Foto – cena de “Campada Maria”
O cinema do interior de São Paulo tem a oportunidade de mostrar toda sua diversidade, originalidade e criatividade neste mês de agosto na “Mostra Filmes do Interior”, programação no Sesc Campinas, que foi elaborada em parceria com o ICine, o Fórum de Cinema do Interior Paulista.
As exibições ocorrem nas próximas terças-feiras do mês, dias 16, 23 e 30 de agosto, sempre às 19h, com entrada gratuita. Após as sessões os realizadores conversam com o público sobre os bastidores de filmagem, os processos de criação e os desafios da produção. Na quarta-feira, dia 31, também terá a exibição de três curtas.
Os filmes
“São Ateu”
Uma comédia provocadora, com mistura de fantasia, ficção científica e crítica social, dá inicio ao programa e realiza sua estreia na cidade de Campinas. “São Ateu”, longa-metragem de Hiro Ishikawa, diretor premiado em festivais brasileiros por “Em Flor” (2007), “Assassino do Bem” (2010) e “A Plebe É Rude” (2016), expõe as transformações, pelo acaso, da vida de Dido, um coletor de dados de hidrômetros caseiros cuja obsessão é criar uma fórmula matemática para ganhar na loteria e ficar rico.
A mania intensifica, tornando insuportável a convivência com a esposa e a filha. Até que, cansado com os infortúnios de sua criação, a humanidade má, Deus abandona a missão e se aposenta. Deixa os cuidados do mundo a um novo profeta, Dido, o “São Ateu”, agora poderoso, mas assediado pelo Diabo e pelas Religiões. E quem faz o papel de Deus é Paulo Cesar Pereio, em atuação sarcástica e inspiradora.

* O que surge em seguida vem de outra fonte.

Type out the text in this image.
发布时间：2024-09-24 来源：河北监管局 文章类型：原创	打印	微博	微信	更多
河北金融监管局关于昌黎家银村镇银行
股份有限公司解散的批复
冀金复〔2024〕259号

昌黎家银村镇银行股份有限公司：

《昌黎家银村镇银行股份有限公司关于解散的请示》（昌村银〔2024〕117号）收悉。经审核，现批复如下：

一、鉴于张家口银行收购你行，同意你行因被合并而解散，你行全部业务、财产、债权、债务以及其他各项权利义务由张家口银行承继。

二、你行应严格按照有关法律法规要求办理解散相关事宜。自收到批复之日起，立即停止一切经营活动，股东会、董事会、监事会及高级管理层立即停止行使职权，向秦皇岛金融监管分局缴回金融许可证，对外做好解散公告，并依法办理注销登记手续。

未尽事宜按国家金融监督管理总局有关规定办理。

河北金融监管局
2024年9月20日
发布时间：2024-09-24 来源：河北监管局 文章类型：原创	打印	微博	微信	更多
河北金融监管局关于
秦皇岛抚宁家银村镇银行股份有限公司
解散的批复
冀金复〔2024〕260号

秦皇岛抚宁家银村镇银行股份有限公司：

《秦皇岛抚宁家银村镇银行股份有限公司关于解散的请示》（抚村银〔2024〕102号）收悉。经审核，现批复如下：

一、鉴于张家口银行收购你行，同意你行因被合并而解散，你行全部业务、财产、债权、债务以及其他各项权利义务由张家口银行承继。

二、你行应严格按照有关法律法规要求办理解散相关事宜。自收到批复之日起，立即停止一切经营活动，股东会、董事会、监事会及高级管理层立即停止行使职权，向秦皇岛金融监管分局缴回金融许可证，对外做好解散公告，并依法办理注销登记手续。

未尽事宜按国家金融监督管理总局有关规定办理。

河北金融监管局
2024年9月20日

“Tento mostrar no filme um mundo paradoxal, quase sem sentido, onde a fé e o poder se combinam de maneira divertida e trágica, o que nos leva a uma estranha sensação lúdica de viver num mundo onde tudo é possível, apesar de todas as impossibilidade.” Destaca o diretor, que levou ao filme as influências punk da juventude, provocação, ousadia, polêmica. “Acho que tem uma brincadeira com o protagonista, de a comédia vir do heroi mais se dar mal do que bem. Ele quer utilizar dos seus privilégios, mas em um mundo sem Deus, ser seu profeta não é muito importante.”
“Campada Maria”
Já no dia 23 é a vez de “Campada Maria” apresentar ao público a realidade precária de uma sociedade rural do continente africano. O diretor Danilo Dias de Freitas e equipe técnica deixaram suas vidas no Brasil e foram até o Vilarejo de Campada Maria, no norte da Guiné-Bissau, para registrar os impactos sociais, culturais, econômicos e políticos com a criação de um novo sistema de irrigação da horta comunitária, base de subsistência e comércio do povoado.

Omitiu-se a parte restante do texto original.